Liam Romero | January 9th, 2019
When NBA fans hear ‘Derrick Rose‘ the first thing many think of is the horrendous list of injuries he’s endured throughout his career. The youngest MVP in NBA history began his ordeal with injuries right after his MVP season in 2011 with the Chicago Bulls. Every season since, Rose faced injury after injury, many of which were serious and believed to be career-ending. Now, with the Minnesota Timberwolves, Rose has blossomed into a player fans thought they’d never see again. During Rose’s return to Chicago on December 26, he was showered with MVP chants from his hometown fans. Who would have ever thought D-Rose would have such a comeback? How did he do it?
Free Agency and Trades
Firstly, let’s begin on how D-Rose ended up where he’s at today. Rose had a very hectic 2018. He closed out the 2017 season with the New York Knicks, averaging 18 points and 4.4 assists per game. He then signed to play with LeBron James and the Cleveland Cavaliers for the 2017-2018 season where he only appeared in 16 games and averaged 6 points a night. He was traded in a three-team trade with the Utah Jazz, Sacramento Kings, and the Cavaliers. Rose would end up with the Jazz where the team would drop him before he could even get to Salt Lake City. The situation looked dire for Rose as no team offered until the Timberwolves would pay him $416,000 to play for the remainder of the season. Rose only played nine games in Minnesota during the 2017 season, totaling only 25 games played that season combined between the two teams. The Timberwolves would renew Rose for the 2018-2019 season to a 1 year, $2.4 million veteran’s minimum.

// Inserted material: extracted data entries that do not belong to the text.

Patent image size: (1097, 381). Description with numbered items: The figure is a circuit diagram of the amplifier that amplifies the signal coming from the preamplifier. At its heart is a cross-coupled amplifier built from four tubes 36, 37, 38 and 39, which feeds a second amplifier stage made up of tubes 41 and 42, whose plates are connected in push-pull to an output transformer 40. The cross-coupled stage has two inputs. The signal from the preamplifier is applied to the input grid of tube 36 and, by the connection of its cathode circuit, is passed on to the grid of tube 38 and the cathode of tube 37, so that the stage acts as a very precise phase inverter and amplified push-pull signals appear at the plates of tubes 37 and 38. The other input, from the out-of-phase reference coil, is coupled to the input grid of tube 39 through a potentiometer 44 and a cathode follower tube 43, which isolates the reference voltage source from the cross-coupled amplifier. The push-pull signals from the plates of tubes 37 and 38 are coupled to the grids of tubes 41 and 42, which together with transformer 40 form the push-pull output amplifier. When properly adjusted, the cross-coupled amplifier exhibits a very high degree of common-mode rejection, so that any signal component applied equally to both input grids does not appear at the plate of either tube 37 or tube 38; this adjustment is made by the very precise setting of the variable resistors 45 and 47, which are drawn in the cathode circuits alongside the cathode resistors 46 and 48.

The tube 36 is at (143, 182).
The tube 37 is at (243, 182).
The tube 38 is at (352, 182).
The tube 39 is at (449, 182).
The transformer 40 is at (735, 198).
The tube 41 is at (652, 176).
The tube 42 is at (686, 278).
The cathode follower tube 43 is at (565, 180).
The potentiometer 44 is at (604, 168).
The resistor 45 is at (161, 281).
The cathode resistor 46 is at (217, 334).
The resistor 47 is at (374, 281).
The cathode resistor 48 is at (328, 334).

After an immensely disappointing 2017 season, nothing too crazy was expected of Rose. This assumption would only fuel the surprise of the performance he would start having in the 2018-2019 season. Many officials from the Timberwolves including ex-coach, Tom Thibodeau, believed Rose had an astounding preseason summer workout. This past summer was the first time Rose had an injury-free offseason which gave him plenty of time to work on his game. Rose’s first time in the spotlight this season came after a loss to the Dallas Mavericks on October 20 when he finished with 28 points, five assists, and five rebounds. The game pales in comparison to his Halloween game though, where he put up his career high 50 points against the Jazz. Rose would also go on to have multiple 20+ point games and a 31 point outing against the Los Angeles Lakers. He would average nearly 20 points per game in the month of November, and 19 points in December before going out with an ankle injury at the end of the month. D-Rose is currently averaging 19 points per game and hasn’t seen these kinds of numbers since the 2011-2012 season where he averaged 21. Rose has significantly increased his three-point output, making just about two per game while shooting 46% from beyond the arc, the highest in his career. This statistic would be an anomaly in seasons past but is a major attribute to his reinvented game. According to NBA.com, Rose’s offensive rating is the highest in his career, with a score of 111.2. He’s Minnesota’s second-best scorer, behind Karl Anthony Towns.
Derrick Rose is now a front runner for Sixth Man of the Year and has a chance of making an All-Star team this season, something he hasn’t done since 2012. He has achieved something many in the NBA community believed he could never do, the reinvigoration of his game and career. Being successful seemed all but possible just a few seasons ago with his ACL injury, but today Derrick Rose is proving his critics wrong and his fans right. As long as he can stay off the injury list, there is no doubt he is capable to fully return to the lethal, star caliber player that he once was, and earnt the contract that says so.